Created attachment 110362 [details]
I was running chromium which was displaying a video from youtube (https://www.youtube.com/watch?v=OnuH-yO0BJE) when i got the gnome frowny-face and my session failed and had to be restarted.
in dmesg, i see:
[662508.816047] [drm] stuck on render ring
[662508.817097] [drm] GPU HANG: ecode 0:0x9f47f9fd, in chromium , reason: Ring hung, action: reset
[662508.817100] [drm] GPU hangs can indicate a bug anywhere in the entire gfx stack, including userspace.
[662508.817103] [drm] Please file a _new_ bug report on bugs.freedesktop.org against DRI -> DRM/Intel
[662508.817106] [drm] drm/i915 developers can then reassign to the right component if it's not a kernel issue.
[662508.817108] [drm] The gpu crash dump is required to analyze gpu hangs, so please always attach it.
[662508.817111] [drm] GPU crash dump saved to /sys/class/drm/card0/error
[662508.817294] [drm:i915_reset] *ERROR* Failed to reset chip: -19
[662510.644230] chromium: segfault at 1f8 ip 00007fa0e5c40def sp 00007fffc4519960 error 4 in i965_dri.so[7fa0e58eb000+51e000]
[662510.793908] chromium: segfault at 1f8 ip 00007fcda8e43def sp 00007fff39fdc000 error 4 in i965_dri.so[7fcda8aee000+51e000]
[662519.552681] gnome-shell: segfault at 1f8 ip 00007f482100fdef sp 00007fff1b4bad90 error 4 in i965_dri.so[7f4820cba000+51e000]
I'm running linux 3.17 from debian experimental:
Linux frigg 3.17-1-amd64 #1 SMP Debian 3.17-1~exp1 (2014-10-14) x86_64 GNU/Linux
I'm attaching the full dump of /sys/class/drm/card0/error, and i'll follow up with the full dmesg.
Created attachment 110363 [details]
dmesg from crashing machine
I suspect this may be another duplicate of the bug 80568, fixed (worked-around) by this commit:
Author: Kenneth Graunke <firstname.lastname@example.org>
Date: Sat Jan 17 23:21:15 2015 -0800
i965: Work around mysterious Gen4 GPU hangs with minimal state changes.

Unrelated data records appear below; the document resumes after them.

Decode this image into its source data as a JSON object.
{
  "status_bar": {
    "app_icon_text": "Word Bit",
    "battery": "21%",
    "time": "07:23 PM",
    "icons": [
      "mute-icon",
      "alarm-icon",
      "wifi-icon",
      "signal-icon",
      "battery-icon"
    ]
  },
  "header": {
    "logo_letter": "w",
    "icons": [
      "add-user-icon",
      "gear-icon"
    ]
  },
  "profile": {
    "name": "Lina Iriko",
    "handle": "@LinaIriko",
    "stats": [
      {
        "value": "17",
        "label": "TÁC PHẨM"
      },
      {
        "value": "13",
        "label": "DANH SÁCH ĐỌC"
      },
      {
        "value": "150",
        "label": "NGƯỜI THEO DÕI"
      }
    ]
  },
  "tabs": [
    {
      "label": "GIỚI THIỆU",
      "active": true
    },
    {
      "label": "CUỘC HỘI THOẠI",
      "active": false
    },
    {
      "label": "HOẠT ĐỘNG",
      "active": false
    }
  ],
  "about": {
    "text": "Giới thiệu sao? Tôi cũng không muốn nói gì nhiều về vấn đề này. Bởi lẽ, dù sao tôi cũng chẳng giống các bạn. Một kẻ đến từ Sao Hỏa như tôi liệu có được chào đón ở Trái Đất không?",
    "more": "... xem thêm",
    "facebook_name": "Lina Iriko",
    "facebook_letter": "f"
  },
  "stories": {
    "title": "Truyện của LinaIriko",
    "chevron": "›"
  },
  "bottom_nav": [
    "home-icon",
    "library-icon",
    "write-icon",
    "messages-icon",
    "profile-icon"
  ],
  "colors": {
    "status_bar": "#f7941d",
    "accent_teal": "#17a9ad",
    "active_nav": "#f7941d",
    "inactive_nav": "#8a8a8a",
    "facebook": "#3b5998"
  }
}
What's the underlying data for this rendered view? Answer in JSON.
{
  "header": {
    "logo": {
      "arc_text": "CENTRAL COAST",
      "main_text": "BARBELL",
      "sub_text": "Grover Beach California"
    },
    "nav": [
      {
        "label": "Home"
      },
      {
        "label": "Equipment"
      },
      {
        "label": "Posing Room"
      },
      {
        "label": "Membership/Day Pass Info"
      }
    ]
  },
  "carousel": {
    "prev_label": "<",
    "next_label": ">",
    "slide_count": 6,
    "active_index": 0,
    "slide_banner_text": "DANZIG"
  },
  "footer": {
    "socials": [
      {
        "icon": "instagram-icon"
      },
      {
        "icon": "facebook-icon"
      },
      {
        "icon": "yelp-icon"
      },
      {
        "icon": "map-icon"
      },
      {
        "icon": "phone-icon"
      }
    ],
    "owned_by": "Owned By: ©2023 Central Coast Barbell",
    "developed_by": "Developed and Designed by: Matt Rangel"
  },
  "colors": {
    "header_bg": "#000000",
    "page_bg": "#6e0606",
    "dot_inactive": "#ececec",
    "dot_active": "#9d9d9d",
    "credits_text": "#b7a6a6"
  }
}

Gen4 hardware appears to GPU hang frequently when using Chromium, and
also when running 'glmark2 -b ideas'. Most of the error states contain
3DPRIMITIVE commands in quick succession, with very few state packets
between them - usually VERTEX_BUFFERS/ELEMENTS and CONSTANT_BUFFER.
I trimmed an apitrace of the glmark2 hang down to two draw calls with a
glUniformMatrix4fv call between the two. Either draw by itself works
fine, but together, they hang the GPU. Removing the glUniform call
makes the hangs disappear. In the hardware state, this translates to
removing the CONSTANT_BUFFER packet between the two 3DPRIMITIVE packets.
Flushing before emitting CONSTANT_BUFFER packets also appears to make
the hangs disappear. I observed a slowdown in glxgears by doing it all
the time, so I've chosen to only do it when BRW_NEW_BATCH and
BRW_NEW_PSP are unset (i.e. we haven't done a CS_URB_STATE change or
already flushed the whole pipeline).
I'd much rather understand the problem, but at this point, I don't see
how we'd ever be able to track it down further. We have no real tools,
and the hardware people moved on years ago. I've analyzed 20+ error
states and read every scrap of documentation I could find.
Signed-off-by: Kenneth Graunke <email@example.com>
Acked-by: Matt Turner <firstname.lastname@example.org>
Cc: "10.4 10.3" <email@example.com>
It's in git, and backports are in Mesa 10.4.x for x > 3. Please try upgrading to >10.4.3. If it's resolved by such an upgrade, please mark as a duplicate of bug 80568.
No reply. Marking as duplicate.
*** This bug has been marked as a duplicate of bug 80568 ***
I'm only running mesa 10.4.2 (debian sid has nothing newer) so i wasn't able to test this, sorry. however, trying to view the same video again on the same hardware with chromium doesn't cause a gnome crash any more, so i don't know how to replicate it anyway. thanks for the followup.
(In reply to Daniel Kahn Gillmor from comment #4)
> I'm only running mesa 10.4.2 (debian sid has nothing newer) so i wasn't able
> to test this, sorry. however, trying to view the same video again on the
> same hardware with chromium doesn't cause a gnome crash any more, so i don't
> know how to replicate it anyway. thanks for the followup.
Thanks. You might file a bug with Debian and suggest that they backport the patch to their 10.4.2.